Continuous and discrete dynamical sampling

TL;DR

This paper investigates conditions under which continuous and discrete dynamical sampling generate frames in complex Hilbert spaces, exploring the transition from continuous to discrete time sampling and their equivalence.

Contribution

It provides necessary and sufficient conditions for continuous dynamical sampling to form semi-continuous frames and examines discretization and relation to discrete iterations.

Findings

Characterization of operators and sets generating semi-continuous frames.

Conditions under which discretization preserves the frame property.

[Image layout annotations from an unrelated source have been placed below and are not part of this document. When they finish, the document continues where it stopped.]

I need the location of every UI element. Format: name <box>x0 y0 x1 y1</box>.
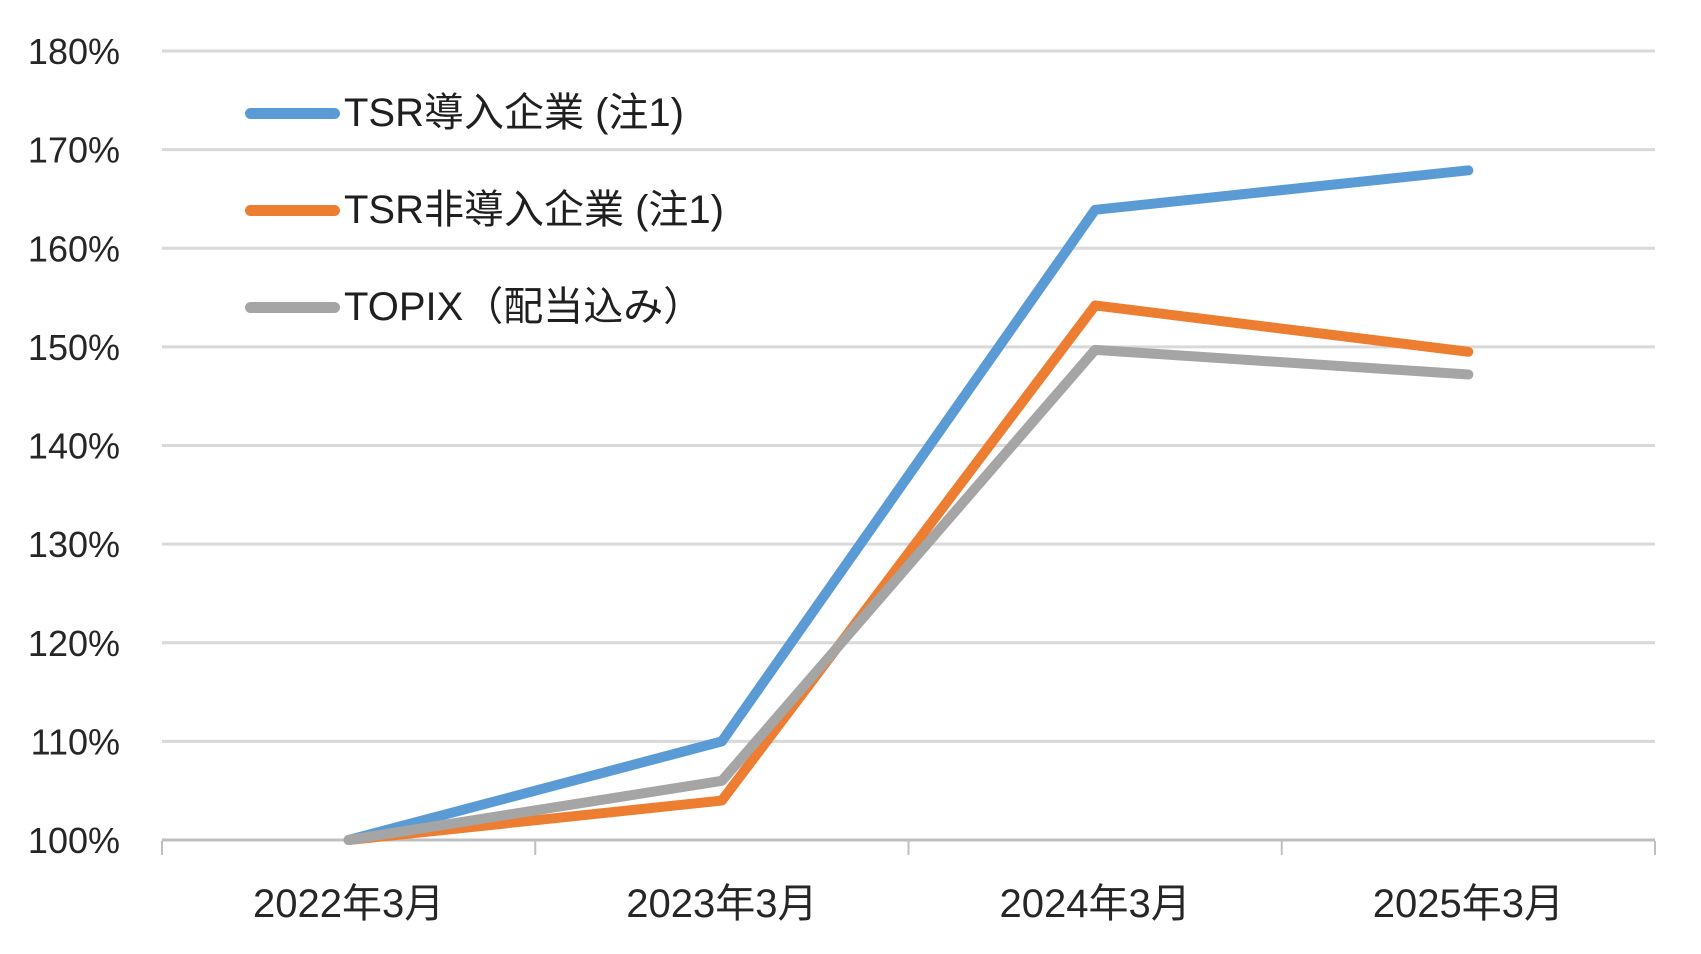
legend-line-swatch-gray <box>245 301 340 313</box>
x-axis-category-label: 2025年3月 <box>1373 882 1564 926</box>
legend-line-swatch-orange <box>245 204 340 216</box>
chart-legend: TSR導入企業 (注1) TSR非導入企業 (注1) TOPIX（配当込み） <box>245 89 724 331</box>
x-axis-category-label: 2023年3月 <box>626 882 817 926</box>
legend-item-tsr-adopters: TSR導入企業 (注1) <box>245 89 724 137</box>
x-axis-category-label: 2022年3月 <box>253 882 444 926</box>
legend-label-tsr-non-adopters: TSR非導入企業 (注1) <box>344 188 724 232</box>
legend-line-swatch-blue <box>245 107 340 119</box>
legend-label-tsr-adopters: TSR導入企業 (注1) <box>344 91 684 135</box>
x-axis-category-label: 2024年3月 <box>1000 882 1191 926</box>
y-axis-tick-label: 130% <box>28 524 120 565</box>
legend-item-tsr-non-adopters: TSR非導入企業 (注1) <box>245 186 724 234</box>
series-line-tsr-non-adopters <box>343 300 1474 845</box>
legend-item-topix: TOPIX（配当込み） <box>245 283 724 331</box>
y-axis-tick-label: 100% <box>28 820 120 861</box>
y-axis-tick-label: 120% <box>28 623 120 664</box>
y-axis-tick-label: 140% <box>28 426 120 467</box>
y-axis-tick-label: 110% <box>31 721 120 762</box>
y-axis-tick-label: 150% <box>28 327 120 368</box>
y-axis-tick-label: 180% <box>28 31 120 72</box>
y-axis-tick-label: 170% <box>28 130 120 171</box>
legend-label-topix: TOPIX（配当込み） <box>344 285 704 329</box>
y-axis-tick-label: 160% <box>28 228 120 269</box>
series-line-topix-dividends-included <box>343 344 1474 845</box>
series-line-tsr-adopters <box>343 165 1474 845</box>
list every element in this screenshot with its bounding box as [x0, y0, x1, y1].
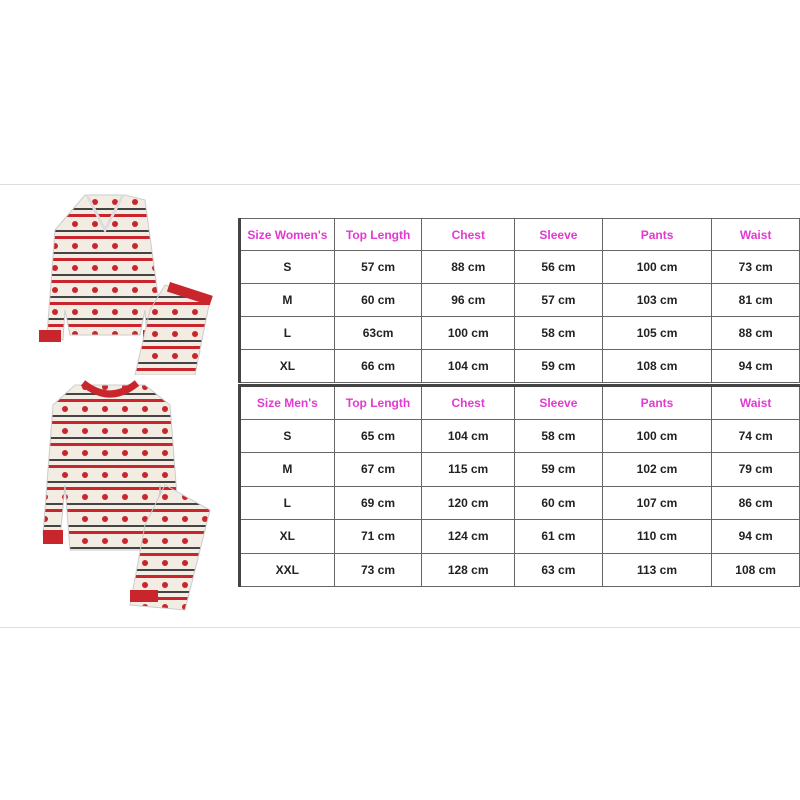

Relation between continuous evolution and discrete iteration in dynamical sampling.

Abstract

In this paper we study the continuous dynamical sampling problem at infinite time in a complex Hilbert space $\mathcal{H}$. We find necessary and sufficient conditions on a bounded linear operator $A\in\mathcal{B}(\mathcal{H})$ and a set of vectors $\mathcal{G}\subset \mathcal{H}$, in order to obtain that $\{e^{tA}g\}_{g\in\mathcal{G}, t\in[0,\infty)}$ is a semi-continuous frame for $\mathcal{H}$. We study if it is possible to discretize the time variable $t$ and still have a frame for $\mathcal{H}$. We also relate the continuous iteration $e^{tA}$ on a set $\mathcal{G}$ to the discrete iteration $(A^\prime)^n$ on $\mathcal{G}^\prime$ for an adequate operator $A^\prime$ and set $\mathcal{G}^\prime\subset \mathcal{H}$.